Escrito por Pinharanda Gomes
«O
pensamento medieval foi fortemente aristotelizado, muito antes de se realizar a
oposição entre Platão e Aristóteles, ou entre agostinianos e dominicanos.
Durante muitos anos os estudos teológicos foram confiados a estas duas ordens
religiosas, visto que só em 1400, no reinado de D. João I, há notícia de ter sido
estabelecida a cadeira de Teologia na Universidade de Coimbra.
É
de admitir, portanto, que a preparação arábica do aristotelismo português
explique a facilidade com que, depois da Reforma e da Contra-Reforma, fosse
adoptada a síntese albertino-tomista no ensinamento da Companhia de Jesus. As
teses fundamentais desta doutrina, como a de o conhecimento humano ser fundado
sobre a experiência sensível, as provas da existência de Deus extraídas da
contemplação do mundo exterior, a indemonstrabilidade da criação do mundo no
tempo, e a impossibilidade da prova ontológica, parecem conciliar-se com as
tendências de um povo, cuja fé assentava no preceito de ver para crer, como S.
Tomé.
Está,
aliás, explicada também a natural, ou nacional, animadversão pelo protestantismo,
nas tendências próprias da religiosidade portuguesa, a qual tem por
características, entre outras, o culto de Santa Maria, sempre figurada em
companhia de Jesus, menino, adolescente, ou adulto, e assim a iconografia nos
aparece como modo de ver, para um modo de crer num cristianismo evolutivo, de
criança e de criação, que progride para o advento do Espírito Santo, enfim, de
uma razão que ainda está em progresso para a fé.»
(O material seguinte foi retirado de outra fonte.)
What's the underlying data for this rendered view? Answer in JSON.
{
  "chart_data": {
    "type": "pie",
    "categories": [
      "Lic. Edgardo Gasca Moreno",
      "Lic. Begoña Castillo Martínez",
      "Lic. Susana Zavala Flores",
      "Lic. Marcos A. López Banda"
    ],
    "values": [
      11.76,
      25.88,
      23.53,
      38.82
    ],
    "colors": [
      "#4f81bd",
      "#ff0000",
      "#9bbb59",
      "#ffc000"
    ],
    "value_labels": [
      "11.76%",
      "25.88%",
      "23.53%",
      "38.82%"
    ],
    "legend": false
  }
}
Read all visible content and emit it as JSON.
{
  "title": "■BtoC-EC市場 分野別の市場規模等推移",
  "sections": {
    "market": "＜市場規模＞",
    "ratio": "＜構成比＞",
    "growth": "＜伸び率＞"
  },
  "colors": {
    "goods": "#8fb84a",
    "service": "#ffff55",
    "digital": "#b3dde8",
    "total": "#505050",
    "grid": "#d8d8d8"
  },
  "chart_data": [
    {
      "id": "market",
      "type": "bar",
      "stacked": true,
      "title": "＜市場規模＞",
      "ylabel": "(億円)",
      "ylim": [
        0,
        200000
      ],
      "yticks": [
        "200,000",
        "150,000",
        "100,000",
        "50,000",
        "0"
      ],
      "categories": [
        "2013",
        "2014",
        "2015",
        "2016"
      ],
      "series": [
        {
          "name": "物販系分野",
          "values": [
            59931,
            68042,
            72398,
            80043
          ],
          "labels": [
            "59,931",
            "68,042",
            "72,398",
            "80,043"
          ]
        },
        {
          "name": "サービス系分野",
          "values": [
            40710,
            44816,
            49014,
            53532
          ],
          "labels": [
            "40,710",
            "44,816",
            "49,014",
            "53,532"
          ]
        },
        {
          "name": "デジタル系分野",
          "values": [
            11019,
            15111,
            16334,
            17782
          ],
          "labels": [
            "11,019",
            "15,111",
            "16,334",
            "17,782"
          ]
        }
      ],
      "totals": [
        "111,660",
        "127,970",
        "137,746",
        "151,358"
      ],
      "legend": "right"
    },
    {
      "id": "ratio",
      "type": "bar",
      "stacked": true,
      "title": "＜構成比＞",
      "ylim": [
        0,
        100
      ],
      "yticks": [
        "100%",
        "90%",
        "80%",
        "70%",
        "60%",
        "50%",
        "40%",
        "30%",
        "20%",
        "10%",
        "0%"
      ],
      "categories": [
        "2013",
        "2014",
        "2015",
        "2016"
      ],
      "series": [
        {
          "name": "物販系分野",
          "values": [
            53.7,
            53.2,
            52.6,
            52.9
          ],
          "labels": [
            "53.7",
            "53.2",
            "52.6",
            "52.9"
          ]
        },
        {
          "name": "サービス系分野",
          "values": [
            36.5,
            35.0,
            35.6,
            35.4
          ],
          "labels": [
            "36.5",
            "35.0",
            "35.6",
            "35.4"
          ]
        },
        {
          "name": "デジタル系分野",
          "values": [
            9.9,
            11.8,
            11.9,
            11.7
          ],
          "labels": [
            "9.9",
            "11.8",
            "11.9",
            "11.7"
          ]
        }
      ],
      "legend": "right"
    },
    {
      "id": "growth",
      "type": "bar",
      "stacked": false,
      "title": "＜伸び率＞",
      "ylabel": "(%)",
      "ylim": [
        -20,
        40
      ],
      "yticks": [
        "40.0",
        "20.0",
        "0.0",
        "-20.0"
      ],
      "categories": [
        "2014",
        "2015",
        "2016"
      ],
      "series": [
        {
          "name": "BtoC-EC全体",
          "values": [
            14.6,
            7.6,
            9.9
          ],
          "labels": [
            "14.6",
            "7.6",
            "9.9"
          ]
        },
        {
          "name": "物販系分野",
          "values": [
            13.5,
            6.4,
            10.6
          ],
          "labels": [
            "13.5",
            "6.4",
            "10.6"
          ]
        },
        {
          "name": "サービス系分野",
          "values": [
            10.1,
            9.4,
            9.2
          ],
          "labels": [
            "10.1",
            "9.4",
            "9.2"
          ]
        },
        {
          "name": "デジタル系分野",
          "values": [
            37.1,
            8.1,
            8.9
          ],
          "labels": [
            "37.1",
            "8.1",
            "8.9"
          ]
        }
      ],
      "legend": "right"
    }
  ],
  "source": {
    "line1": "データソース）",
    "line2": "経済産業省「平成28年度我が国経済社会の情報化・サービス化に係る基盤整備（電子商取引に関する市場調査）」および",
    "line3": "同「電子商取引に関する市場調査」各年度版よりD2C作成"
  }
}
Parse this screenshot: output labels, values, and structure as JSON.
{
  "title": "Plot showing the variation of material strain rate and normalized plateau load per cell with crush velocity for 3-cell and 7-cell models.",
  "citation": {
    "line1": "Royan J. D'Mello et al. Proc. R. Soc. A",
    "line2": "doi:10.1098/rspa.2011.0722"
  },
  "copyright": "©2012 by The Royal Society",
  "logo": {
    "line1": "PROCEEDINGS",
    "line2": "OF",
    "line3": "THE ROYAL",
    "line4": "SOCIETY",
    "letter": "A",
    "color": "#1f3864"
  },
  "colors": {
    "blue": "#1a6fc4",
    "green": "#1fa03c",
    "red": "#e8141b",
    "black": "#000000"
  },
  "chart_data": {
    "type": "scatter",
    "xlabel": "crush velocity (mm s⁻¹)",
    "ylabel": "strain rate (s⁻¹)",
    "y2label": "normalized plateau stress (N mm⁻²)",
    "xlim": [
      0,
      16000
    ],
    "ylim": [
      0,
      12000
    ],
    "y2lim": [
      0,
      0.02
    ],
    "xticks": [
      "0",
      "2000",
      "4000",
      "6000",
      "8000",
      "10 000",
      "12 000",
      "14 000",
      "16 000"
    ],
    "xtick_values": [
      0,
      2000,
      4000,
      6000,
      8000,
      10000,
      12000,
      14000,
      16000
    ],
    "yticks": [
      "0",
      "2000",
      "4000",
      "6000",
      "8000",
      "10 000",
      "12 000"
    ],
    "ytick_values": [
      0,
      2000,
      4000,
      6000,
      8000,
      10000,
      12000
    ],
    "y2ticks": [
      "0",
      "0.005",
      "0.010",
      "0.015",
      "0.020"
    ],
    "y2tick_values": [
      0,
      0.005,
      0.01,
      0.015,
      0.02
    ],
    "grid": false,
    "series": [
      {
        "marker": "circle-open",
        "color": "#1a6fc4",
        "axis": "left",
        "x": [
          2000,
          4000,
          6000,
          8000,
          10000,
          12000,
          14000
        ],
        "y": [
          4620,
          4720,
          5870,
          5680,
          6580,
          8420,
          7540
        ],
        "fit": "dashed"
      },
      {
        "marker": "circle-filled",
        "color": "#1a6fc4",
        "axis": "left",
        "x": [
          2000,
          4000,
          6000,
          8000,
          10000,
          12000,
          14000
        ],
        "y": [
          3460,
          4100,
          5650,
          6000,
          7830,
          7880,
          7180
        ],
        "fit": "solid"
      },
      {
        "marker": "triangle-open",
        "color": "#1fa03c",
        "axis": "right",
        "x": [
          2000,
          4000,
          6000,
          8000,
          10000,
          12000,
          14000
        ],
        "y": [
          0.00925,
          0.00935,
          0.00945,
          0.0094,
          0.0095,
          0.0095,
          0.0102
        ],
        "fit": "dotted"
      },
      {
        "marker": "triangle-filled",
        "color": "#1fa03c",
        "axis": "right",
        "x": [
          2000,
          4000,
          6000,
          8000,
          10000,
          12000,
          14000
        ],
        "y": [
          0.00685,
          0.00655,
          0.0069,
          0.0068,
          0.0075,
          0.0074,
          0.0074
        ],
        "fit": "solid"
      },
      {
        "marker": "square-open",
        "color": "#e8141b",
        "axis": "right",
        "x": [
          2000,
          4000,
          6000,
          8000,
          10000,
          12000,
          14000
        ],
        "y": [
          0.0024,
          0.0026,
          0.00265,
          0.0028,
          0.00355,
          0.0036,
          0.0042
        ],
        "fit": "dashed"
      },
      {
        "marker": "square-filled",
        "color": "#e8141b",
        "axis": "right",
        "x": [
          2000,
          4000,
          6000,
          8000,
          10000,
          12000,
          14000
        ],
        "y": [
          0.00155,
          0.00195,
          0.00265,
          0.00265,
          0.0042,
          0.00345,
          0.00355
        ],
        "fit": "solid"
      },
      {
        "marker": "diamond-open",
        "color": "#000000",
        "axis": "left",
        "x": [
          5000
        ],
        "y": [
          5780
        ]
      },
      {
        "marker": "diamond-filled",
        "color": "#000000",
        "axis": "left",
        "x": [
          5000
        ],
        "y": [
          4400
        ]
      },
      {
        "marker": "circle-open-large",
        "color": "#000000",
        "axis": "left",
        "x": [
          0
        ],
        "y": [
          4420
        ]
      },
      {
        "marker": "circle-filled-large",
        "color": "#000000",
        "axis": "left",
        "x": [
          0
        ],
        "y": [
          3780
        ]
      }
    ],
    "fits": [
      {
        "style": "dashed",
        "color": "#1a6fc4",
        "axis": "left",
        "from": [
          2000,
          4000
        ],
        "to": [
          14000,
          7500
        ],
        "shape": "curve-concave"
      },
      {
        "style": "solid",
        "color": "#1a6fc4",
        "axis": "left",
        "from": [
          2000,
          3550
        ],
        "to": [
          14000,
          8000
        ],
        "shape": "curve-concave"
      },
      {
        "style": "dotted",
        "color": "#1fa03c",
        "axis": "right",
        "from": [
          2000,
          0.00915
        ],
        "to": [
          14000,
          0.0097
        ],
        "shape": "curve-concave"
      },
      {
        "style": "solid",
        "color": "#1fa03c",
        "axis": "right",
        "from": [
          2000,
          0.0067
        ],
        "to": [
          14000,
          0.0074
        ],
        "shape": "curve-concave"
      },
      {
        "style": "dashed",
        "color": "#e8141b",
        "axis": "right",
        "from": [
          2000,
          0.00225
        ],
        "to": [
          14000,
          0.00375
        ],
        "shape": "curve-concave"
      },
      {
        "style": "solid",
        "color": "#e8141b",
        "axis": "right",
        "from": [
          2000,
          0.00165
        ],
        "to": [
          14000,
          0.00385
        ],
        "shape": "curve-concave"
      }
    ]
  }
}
Álvaro Ribeiro («Filosofia Escolástica e Dedução Cronológica»).
«Este
arabismo [falsafa] não obteve na
língua portuguesa os direitos de fixação do hebraísmo cabala. Todavia, assim como o nome cabala exprime em síntese toda a sapiência hebraica, já esotérica, já
hagádica (embora, por cabalismo, se
prefira entender o esoterismo nas formas que assumiu a Ocidente a partir do
século XIII) o nome falsafa sintetiza
a sapiência islâmica, embora, na origem literal, falsafa seja a arabização do helenismo filosofia, tal como faylasuf
arabiza o substantivo grego filósofo.
Em todo o caso, falsafa, em acepção
ampliada, inclui tanto a filosofia propriamente dita, ao modo helénico, como os
árabes a receberam através dos sírios nos tempos da ascensão do povo do Profeta,
como a filosofia relativa à mensagem alcorânica (com todas as variadas
disciplinas) que se designa pelo substantivo Kalam, a teologia escolástica, e isso em virtude da aliança que a
escolástica islâmica antepõe e pospõe a toda a filosofia, que será inútil para o
projecto universal da nação profética, caso interrompa essa aliança com a
teologia. Kalam é a coroa da falsafa,
o ovo de oiro faylasuf. A tradição
trilateral portuguesa inclui a herança espiritual dos três povos do livro, ahl al-kitab (judeus, cristãos,
muçulmanos) e a sabedoria islâmica, embora se considere detentora do único livro
verdadeiro, escrito no céu e entregue já escrito por cálamo ao profeta, não deixa de contemplar as fundamentais relações
da própria sunna, com as outras duas
tradições. Se é exacto que a filosofia cristã se desenvolve em vista da teologia,
se é exacto que o último fim da sapiência hebraica reside na ascensão ao
Inefável, é por igual exacto que o coração da filosofia islâmica bate ao ritmo
da iluminação de Allah, que, Deus, é Ahad, uno, único, solitário. O elemento
de analogia entre as três tradições consiste num axioma fundamental, num
paradigma desocultado e professado – nem todo o saber do homem se adquire por
razão, algum saber do homem é dom revelado. A plenitude do saber, sapiência ou
gnosofia, ma’rifa, identifica-se com
o último fim das três tradições, que, no mais, seguiram cada uma seus caminhos,
ou métodos de hermenêutica espiritual. A filosofia portuguesa resulta incompreensível
quando se omite a presença interactiva da philosophia,
da kabbalah e da falsafa, mesmo quando se considere que a tradição dominante, por
ignorância atempada das línguas, vivesse perante a sinagoga e a mesquita em
filosófica separação. Esta separação tem menor efeito quando o estudo dos
documentos positivos nos deixa vislumbrar as múltiplas formas de diálogo na
transacção das ideias e na transferência de acervos científicos árabes para a
assunção histórica da pátria. Tem somenos importância o facto de os núcleos
culturais muçulmanos se situarem no levante hispânico, com excepção de Évora,
de Silves e de Lisboa. Portugal e Espanha não tiveram, durante séculos,
relevância para os povos que conheciam a «cabeça ali de Europa toda» (Os Lusíadas, III) como a Sefarad, e como o Al-Andaluz, cuja última ponta é o ocidente dos ocidentes, o
Algarve. Andaluz é o lugar geográfico
do Islão ocidental, e o movimento das taifas,
ou repúblicas, esteve longe de criar cisão nos fundamentos do saber islâmico.»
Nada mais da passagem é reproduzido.